Steve Lubetkin of Professional Podcasts LLC forwarded over a link to a great podcast on "Undocumented Ways to Use LinkedIn." In it, Stan Relihan of the Connections podcast interviews Dave Millman on some of the more unusual ways he has used LinkedIn, which include using LinkedIn as a form of market research, doing in minutes what used to take weeks.
"There's no substitute to personally talking to the people in a marketplace or the people who have expertise you want to tap to get a true sense of what is happening in that marketplace…"
While Millman uses a LinkedIn search to identify the people with the expertise or information he wants, he makes a point of going outside of LinkedIn to make contact, even to the point of calling the main switchboard of the company they work for.
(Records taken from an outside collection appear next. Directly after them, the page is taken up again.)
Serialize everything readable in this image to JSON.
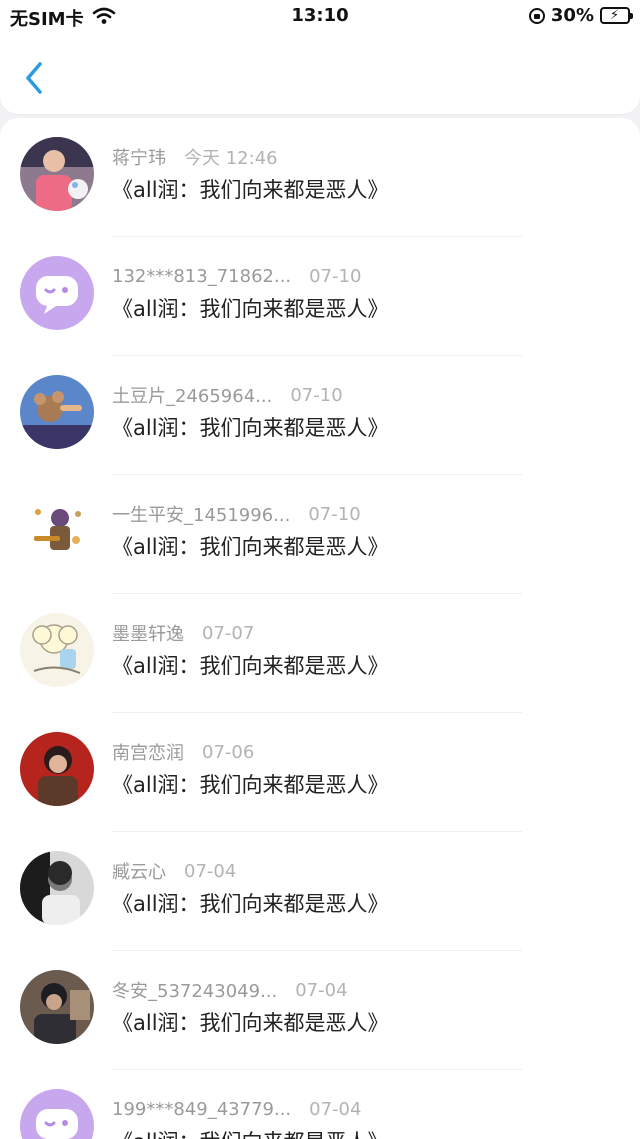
{
  "status_bar": {
    "carrier": "无SIM卡",
    "time": "13:10",
    "battery": "30%",
    "battery_level": 0.3,
    "icons": [
      "wifi-icon",
      "orientation-lock-icon",
      "battery-charging-icon"
    ]
  },
  "nav": {
    "back_icon": "chevron-left-icon",
    "accent_color": "#2a9be3"
  },
  "comments": [
    {
      "name": "蒋宁玮",
      "time": "今天 12:46",
      "message": "《all润：我们向来都是恶人》",
      "avatar": "photo-pink-shirt"
    },
    {
      "name": "132***813_71862...",
      "time": "07-10",
      "message": "《all润：我们向来都是恶人》",
      "avatar": "default-chat-bubble"
    },
    {
      "name": "土豆片_2465964...",
      "time": "07-10",
      "message": "《all润：我们向来都是恶人》",
      "avatar": "cartoon-mouse"
    },
    {
      "name": "一生平安_1451996...",
      "time": "07-10",
      "message": "《all润：我们向来都是恶人》",
      "avatar": "cartoon-figure"
    },
    {
      "name": "墨墨轩逸",
      "time": "07-07",
      "message": "《all润：我们向来都是恶人》",
      "avatar": "cartoon-sheep"
    },
    {
      "name": "南宫恋润",
      "time": "07-06",
      "message": "《all润：我们向来都是恶人》",
      "avatar": "photo-red-background"
    },
    {
      "name": "臧云心",
      "time": "07-04",
      "message": "《all润：我们向来都是恶人》",
      "avatar": "photo-black-white"
    },
    {
      "name": "冬安_537243049...",
      "time": "07-04",
      "message": "《all润：我们向来都是恶人》",
      "avatar": "photo-dark-cap"
    },
    {
      "name": "199***849_43779...",
      "time": "07-04",
      "message": "《all润：我们向来都是恶人》",
      "avatar": "default-chat-bubble"
    }
  ]
}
Millman finds that if you tell people you value their expertise and ask them if they can help you understand something, that they are more than happy to help. "People who don't like sharing aren't on LinkedIn."
One of the more interesting points Millman makes is that his use of LinkedIn is focused on learning rather than on finding. The "documented" uses of LinkedIn – People, Jobs, and Service Providers – all concentrate on finding. Millman's "undocumented" uses of LinkedIn enable him to learn more about the world by going directly to the people who know what he needs to learn.
Relihan refers to LinkedIn as a "dynamic living database," one where the truly valuable information resides outside of the database itself. Interesting concept.
Incidentally, I have 174 test pilots in my LinkedIn network.
2 comments:
Seems like there will soon be more powerful tools for market research on LI than the Q&A function: http://www.tomhcanderson.com/2008/05/04/facebook-and-now-linked-enter-the-%e2%80%9cmarket-research%e2%80%9d-game/
Thanks for the comment, Tom. The idea of using LinkedIn or Facebook to conduct more specialized market research is an intriguing one. I think these social media sites can be fantastic tools for qualitative research, but I'm not sure that they are ready for quantitative research for a couple of reasons:
First, the community on the sites is a self-selected population and probably not representative of the population in general.
Second, a pollster's "reach" in the community is dependent on his or her own social map. Unless the survey tool provides a way to, say, reach all LinkedIn users equally, there is going to be a built-in bias in the survey population. And, if the survey tool does do an end-run around the social map, then how is the survey processing leveraging the power of the social map? (Which is what social media is all about, anyway.)